For the past few months, Shabana Mahmood has been living inside a certain type of political pressure that builds silently before exploding. The UK Home Secretary is getting ready to present an immigration bill that will annoy nearly everyone because it is too complicated for most people in the middle to understand, too soft for the right, and too hard for the left.
Fundamentally, what she said is a useful concept. The Home Office intends to implement capped safe and legal routes that enable businesses, churches, universities, and community organizations to sponsor refugees entering the United Kingdom. It is based on Canada’s community sponsorship program, which has resettled nearly 400,000 refugees since its inception in 1979. It is difficult to ignore the statistics coming out of Ottawa: about 70% of sponsored refugees find employment within a year, which is 30 percentage points more than those resettled through government programs. It’s not a small difference.
The timing of this change is noteworthy. Mahmood is simultaneously negotiating two political realities. On the one hand, the public has lost faith in an asylum system where hotel costs for migrants continue to rise and there is no indication that small boat crossings will cease. However, some veteran colleagues and Labour MPs feel that the Home Secretary’s recent policies have gone too far and feel more punitive than useful. Last Friday, Lord Dubs, who came to Britain as a six-year-old Jewish refugee from Nazi-occupied Czechoslovakia in 1939, referred to the strategy as “performative cruelty” and suggested Mahmood’s skills might be better utilized elsewhere in the cabinet. Saying that about a current Home Secretary is quite pointed.
Mahmood uses cautious, purposeful language when defending the new routes. She has talked about safeguarding “genuine refugees” while closing loopholes that have, in her opinion, been overused. She doesn’t fully resolve the genuine tension in that framing. For example, it’s still unclear which local organizations will be able to sponsor refugees and under what circumstances. The operational detail is still being worked out, but the general promise is there.

It’s important to note that the UK already has a resettlement program called the UKRS, but the Home Office admits that local councils, not community sponsors, support the “vast majority” of those arriving under it. Theoretically, the new model would significantly increase participation. It is worthwhile to consider whether churches and academic institutions can truly take on that responsibility on a large scale.
An additional layer is added by the political context. According to people close to Andy Burnham’s team, Mahmood will probably remain in her role when he moves into Downing Street next month. Although Burnham has previously voiced concerns about some of the specifics, especially regarding making migrants wait longer for indefinite leave to remain, he generally supports the direction of her immigration plans. Additionally, there has been controversy surrounding Immigration Minister Mike Tapp, who is allegedly accused of briefing the media on the proposals and passing them off as his own. Mahmood reportedly requested that he be fired. No. 10 said no.
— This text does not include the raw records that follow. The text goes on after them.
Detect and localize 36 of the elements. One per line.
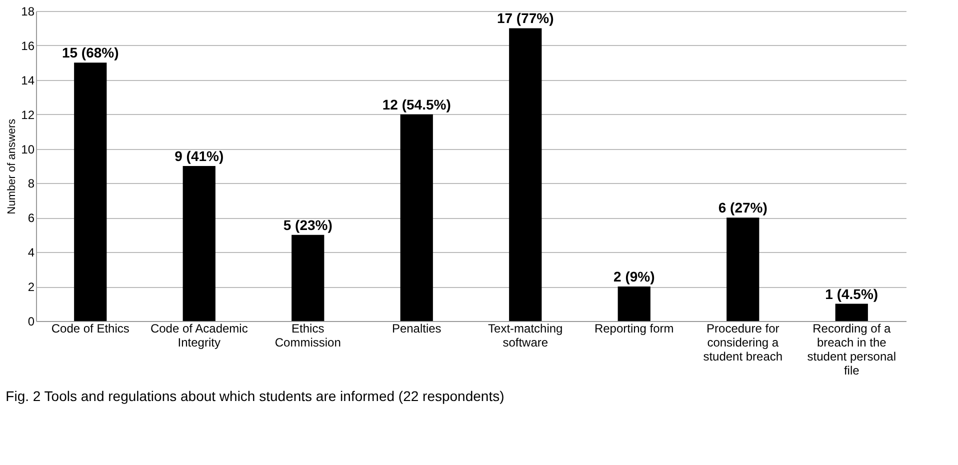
data-label: 9 (41%) [174,148,224,164]
bar [182,166,216,321]
data-label: 6 (27%) [718,200,768,216]
data-label: 1 (4.5%) [825,286,878,302]
data-label: 2 (9%) [614,268,655,285]
y-tick-label: 0 [28,314,35,328]
x-tick-label: Code of Ethics [51,322,130,336]
data-label: 15 (68%) [62,44,119,61]
x-tick-label: Penalties [392,322,442,336]
y-tick-label: 12 [21,108,35,122]
x-tick-label: Recording of a breach in the student personal file [807,322,896,378]
y-axis-title: Number of answers [6,118,18,214]
y-tick-label: 6 [28,211,35,226]
bar [726,218,760,321]
bar [74,62,107,321]
data-label: 17 (77%) [496,10,554,26]
bar [618,286,650,321]
y-tick-label: 18 [21,4,35,18]
x-tick-label: Reporting form [594,322,674,336]
data-label: 5 (23%) [283,216,332,233]
x-tick-label: Procedure for considering a student breach [703,322,783,364]
y-tick-label: 4 [28,246,35,260]
y-tick-label: 10 [21,142,35,156]
y-tick-label: 16 [21,38,35,53]
bar [509,28,542,321]
bar [835,304,868,321]
y-tick-label: 8 [28,176,35,191]
x-tick-label: Ethics Commission [274,322,341,350]
bar [292,234,324,321]
bar [400,114,433,321]
x-tick-label: Text-matching software [488,322,563,350]
data-label: 12 (54.5%) [382,96,451,112]
y-tick-label: 2 [28,280,35,294]
caption: Fig. 2 Tools and regulations about which students are informed (22 respondents) [6,388,504,404]
y-tick-label: 14 [21,73,35,88]
x-tick-label: Code of Academic Integrity [150,322,248,350]
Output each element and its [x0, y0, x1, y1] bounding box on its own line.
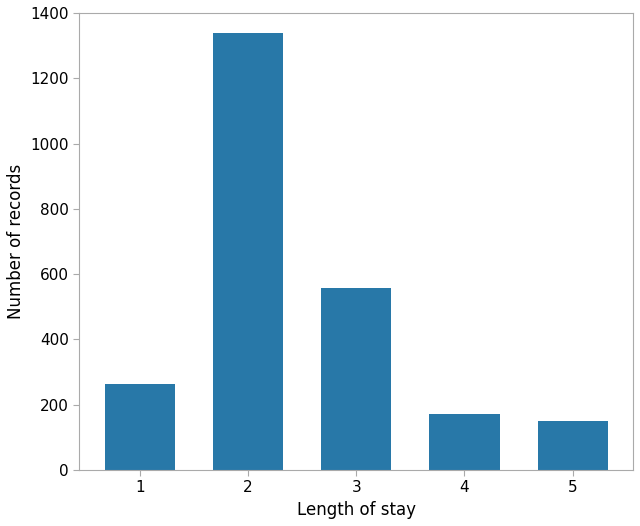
Bar [321, 288, 392, 470]
Bar [538, 421, 608, 470]
Bar [213, 33, 283, 470]
Bar [104, 383, 175, 470]
Y-axis label: Number of records: Number of records [7, 164, 25, 319]
X-axis label: Length of stay: Length of stay [297, 501, 416, 519]
Bar [429, 413, 500, 470]
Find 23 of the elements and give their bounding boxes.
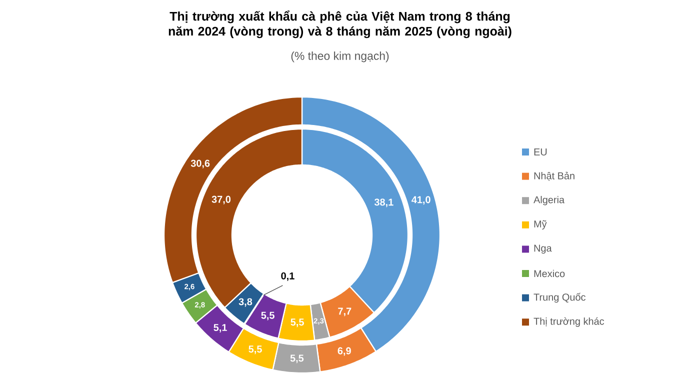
data-label: 30,6: [190, 160, 210, 168]
legend-label: Nga: [534, 244, 552, 254]
chart-subtitle: (% theo kim ngạch): [291, 52, 389, 62]
data-label: 7,7: [338, 308, 352, 316]
chart-title: Thị trường xuất khẩu cà phê của Việt Nam trong 8 tháng năm 2024 (vòng trong) và 8 tháng năm 2025 (vòng ngoài): [168, 10, 512, 38]
data-label: 37,0: [212, 196, 231, 204]
data-label: 6,9: [338, 347, 351, 356]
data-label: 5,5: [290, 318, 304, 328]
legend-label: Mexico: [534, 270, 565, 278]
data-label: 0,1: [281, 272, 294, 281]
legend-label: Mỹ: [534, 220, 547, 230]
data-label: 5,5: [261, 312, 274, 320]
data-label: 5,1: [214, 324, 227, 332]
data-label: 5,5: [248, 346, 262, 354]
data-label: 41,0: [412, 196, 430, 205]
legend-label: Trung Quốc: [534, 292, 586, 303]
data-label: 3,8: [238, 298, 252, 307]
legend-label: Nhật Bản: [534, 172, 574, 181]
legend-label: Algeria: [534, 196, 565, 206]
legend-label: Thị trường khác: [534, 317, 604, 327]
legend-label: EU: [534, 148, 547, 156]
data-label: 5,5: [290, 354, 304, 364]
data-label: 38,1: [374, 198, 394, 208]
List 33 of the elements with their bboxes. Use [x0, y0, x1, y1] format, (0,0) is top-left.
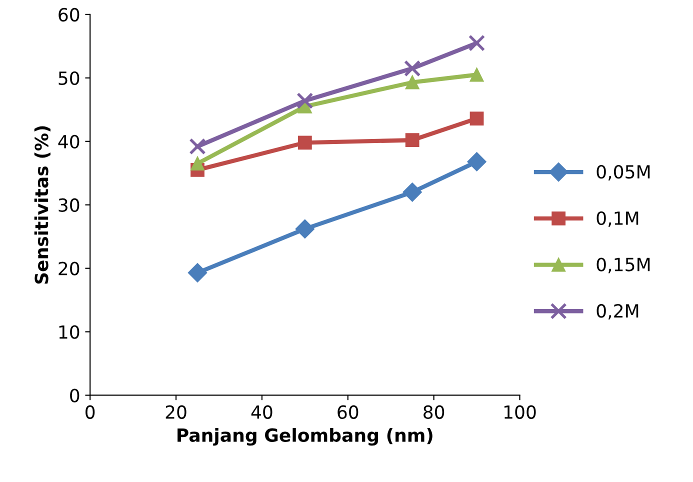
x-tick-label: 0 [86, 405, 95, 419]
x-tick-label: 80 [424, 405, 444, 419]
y-tick-label: 10 [59, 325, 80, 339]
point [298, 136, 312, 150]
legend-label: 0,1M [596, 211, 638, 227]
x-tick-label: 40 [251, 405, 272, 419]
point [402, 182, 422, 202]
point [405, 75, 420, 90]
y-axis-title: Sensitivitas (%) [34, 126, 50, 284]
legend-label: 0,15M [596, 258, 650, 274]
point [468, 34, 486, 52]
x-tick-label: 100 [504, 405, 536, 419]
point [189, 138, 206, 155]
point [190, 156, 204, 171]
x-tick-label: 20 [166, 405, 186, 419]
y-tick-label: 0 [70, 388, 80, 402]
x-tick-label: 60 [338, 405, 358, 419]
y-tick-label: 20 [58, 262, 80, 276]
y-tick-label: 50 [58, 71, 80, 86]
point [470, 68, 484, 82]
y-tick-label: 40 [58, 134, 80, 149]
point [470, 112, 484, 126]
legend-label: 0,05M [596, 164, 650, 180]
point [404, 60, 421, 77]
y-tick-label: 30 [58, 198, 80, 212]
point [295, 219, 314, 238]
point [188, 263, 208, 282]
x-axis-title: Panjang Gelombang (nm) [178, 428, 432, 446]
y-tick-label: 60 [58, 8, 80, 22]
point [405, 133, 420, 148]
legend-label: 0,2M [596, 304, 638, 320]
point [296, 92, 314, 110]
point [467, 152, 486, 172]
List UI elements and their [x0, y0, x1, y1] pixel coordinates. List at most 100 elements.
As all of this takes place, there’s a feeling that the immigration bill that will be introduced in the Commons next week is more of a public negotiation than a final policy. Under pressure from Labour’s progressive wing, some hardline elements might be changed. Although evidence and politics are not always moving in the same direction, the Canada model provides solid proof that community sponsorship is effective.
Even though her detractors don’t acknowledge it, Mahmood appears to recognize that public confidence in the asylum system is nearly as important as the system itself. For the time being, it’s truly unclear if this specific plan will restore that trust or just make an already tense process more complicated.